Quebec will be extending tax filing season beyond April 30 to ease pressure on residents coping with the fallout of the COVID-19 outbreak, the province’s finance minister announced Tuesday.
The delay will push back the date for filing provincial income statements for individuals to June 1. The taxes owed will not need to be paid until July 31.
Eric Girard said people should still strive to file by April 30, especially if they are expecting a tax return. If taxes are filed before the end of April, tax returns will roll out on time, he said.
Companies are expected to file on time, but will also not need to pay until July 31.

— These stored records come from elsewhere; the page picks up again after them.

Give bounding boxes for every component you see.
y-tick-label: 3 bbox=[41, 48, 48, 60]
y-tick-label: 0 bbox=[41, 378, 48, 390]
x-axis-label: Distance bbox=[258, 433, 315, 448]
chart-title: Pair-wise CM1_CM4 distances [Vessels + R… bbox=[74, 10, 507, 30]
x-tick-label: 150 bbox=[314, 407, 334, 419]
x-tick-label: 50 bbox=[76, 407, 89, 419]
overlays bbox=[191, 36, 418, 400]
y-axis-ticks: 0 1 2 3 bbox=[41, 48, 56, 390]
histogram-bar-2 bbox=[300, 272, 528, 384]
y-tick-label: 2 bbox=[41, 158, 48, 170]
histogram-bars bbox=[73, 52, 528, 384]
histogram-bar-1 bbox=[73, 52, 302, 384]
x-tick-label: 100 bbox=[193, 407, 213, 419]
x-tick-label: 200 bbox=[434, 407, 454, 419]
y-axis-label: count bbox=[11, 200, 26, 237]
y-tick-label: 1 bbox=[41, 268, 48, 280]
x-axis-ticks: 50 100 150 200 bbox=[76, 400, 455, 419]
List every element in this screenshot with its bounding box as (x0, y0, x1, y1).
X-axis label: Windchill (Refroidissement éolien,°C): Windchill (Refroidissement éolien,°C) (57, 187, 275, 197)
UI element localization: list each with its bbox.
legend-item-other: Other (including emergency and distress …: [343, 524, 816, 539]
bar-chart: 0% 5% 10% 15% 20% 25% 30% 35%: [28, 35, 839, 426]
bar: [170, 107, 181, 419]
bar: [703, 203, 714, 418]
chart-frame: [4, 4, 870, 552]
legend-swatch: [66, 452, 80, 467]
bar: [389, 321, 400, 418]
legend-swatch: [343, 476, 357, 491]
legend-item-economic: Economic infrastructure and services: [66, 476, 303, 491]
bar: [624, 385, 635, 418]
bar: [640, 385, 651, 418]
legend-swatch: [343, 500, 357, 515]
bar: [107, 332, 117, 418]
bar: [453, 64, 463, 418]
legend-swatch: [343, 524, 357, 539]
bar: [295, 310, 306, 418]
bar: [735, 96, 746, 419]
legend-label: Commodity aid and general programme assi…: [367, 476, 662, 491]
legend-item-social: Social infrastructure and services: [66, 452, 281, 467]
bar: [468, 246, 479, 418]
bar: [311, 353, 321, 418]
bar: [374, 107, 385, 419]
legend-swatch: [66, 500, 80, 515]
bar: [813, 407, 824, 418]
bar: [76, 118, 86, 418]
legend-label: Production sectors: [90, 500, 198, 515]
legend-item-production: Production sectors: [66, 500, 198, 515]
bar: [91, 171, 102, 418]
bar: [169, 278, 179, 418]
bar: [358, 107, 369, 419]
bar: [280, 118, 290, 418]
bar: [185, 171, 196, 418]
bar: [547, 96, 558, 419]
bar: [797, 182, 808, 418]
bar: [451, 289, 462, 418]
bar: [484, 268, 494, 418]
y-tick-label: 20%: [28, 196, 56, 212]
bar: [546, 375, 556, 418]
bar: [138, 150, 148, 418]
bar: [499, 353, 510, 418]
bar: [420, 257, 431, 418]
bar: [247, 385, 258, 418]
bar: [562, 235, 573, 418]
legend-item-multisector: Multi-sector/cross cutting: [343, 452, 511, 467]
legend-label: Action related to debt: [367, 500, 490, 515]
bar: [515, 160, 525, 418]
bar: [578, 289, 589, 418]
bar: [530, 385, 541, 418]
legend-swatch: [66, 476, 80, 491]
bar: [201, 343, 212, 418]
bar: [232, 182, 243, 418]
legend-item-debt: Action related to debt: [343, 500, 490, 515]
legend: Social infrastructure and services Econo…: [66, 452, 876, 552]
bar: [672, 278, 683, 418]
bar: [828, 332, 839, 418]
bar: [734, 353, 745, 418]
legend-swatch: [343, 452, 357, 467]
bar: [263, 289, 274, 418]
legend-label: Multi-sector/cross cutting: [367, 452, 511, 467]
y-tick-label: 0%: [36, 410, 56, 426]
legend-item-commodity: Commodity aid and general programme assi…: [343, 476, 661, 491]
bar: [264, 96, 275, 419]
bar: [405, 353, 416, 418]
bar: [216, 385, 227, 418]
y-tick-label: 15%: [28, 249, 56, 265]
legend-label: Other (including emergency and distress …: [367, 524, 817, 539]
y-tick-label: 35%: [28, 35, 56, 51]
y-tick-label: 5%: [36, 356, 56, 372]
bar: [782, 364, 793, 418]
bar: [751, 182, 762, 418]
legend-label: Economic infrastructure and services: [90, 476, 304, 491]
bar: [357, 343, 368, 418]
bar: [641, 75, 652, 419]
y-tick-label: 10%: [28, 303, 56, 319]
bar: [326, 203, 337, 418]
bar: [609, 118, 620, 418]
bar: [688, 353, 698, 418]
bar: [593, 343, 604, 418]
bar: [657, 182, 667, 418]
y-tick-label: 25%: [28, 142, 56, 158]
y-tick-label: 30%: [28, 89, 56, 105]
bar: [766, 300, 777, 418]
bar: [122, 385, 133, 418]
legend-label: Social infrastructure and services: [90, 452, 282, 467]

“Small business owners, big business, citizens — it’s difficult for everyone. Agriculture sector, tourism, restaurants, I’m certain that gym owners have it hard too,” Girard said.
“It’s important that our actions be precise and efficient.”
Prime Minister Justin Trudeau said Tuesday he’s also open to extending the federal tax deadline.
Girard said the delay represents over $7 billion will remain in the hands of Quebecers and businesses.
He also said Quebec Economy Minister Pierre Fitzgibbon will announce additional measures to assist businesses in the coming days.
Long-term economic impact unknown
When asked what impact the crisis would have on the Quebec economy, Girard said it was hard to predict.
“I don’t have numbers. I don’t know how long this will last,” he said. “What’s going to happen with public health will determine the economic impact.”
Despite strong economic growth in February, there was a contraction of the world economy in March, he said.
“How many months will resemble the month of March? That’s extremely important.”
The announcement comes a week after Girard tabled the provincial budget. At the time, he said Quebec was “well-equipped” to weather the crisis.
His budget speech made all of one reference to coronavirus, and the budget itself contained no specific measures to deal with the outbreak or its economic consequences.
The CAQ passed additional budget appropriations on Tuesday before it adjourned until April, giving the government access to $500 million to pay for things like the emergency daycare that will serve essential workers.
COVID-19 testing capacity to increase
Also new Tuesday, Quebec will increase its COVID-19 testing capacity, from 1,600 to 6,000 tests a day.
Previously, tests had only been sent to the province’s Public Health Laboratory in Sainte-Anne-de-Bellevue, in Montreal’s West Island. Now, seven other medical centres and hospitals will be able to analyze results as well.
“We will do that — test, test, test,” said Quebec’s director of public health, Horacio Arruda, Monday. “The transmission here is still at its beginning. I’m not telling you there is no transmission … but we will soon be testing, testing, and testing.”
This comes a day after Montreal public health officials said there was likely community transmission in the city that hasn’t been detected.
In an effort to stop the spread of the virus, Public Security Minister Geneviève Guilbault said there will not be emergency shelters in place this year in the event of flooding.
Public health officials were dispatched to Trudeau airport starting Monday, to create an additional checkpoint for arriving passengers to inform them about COVID-19.
Workers are handing out flyers with details about how travellers should self-isolate, as well as recommendations for tracking their symptoms.
Trudeau airport is now one of only four airports in the country where international flights will be allowed to land.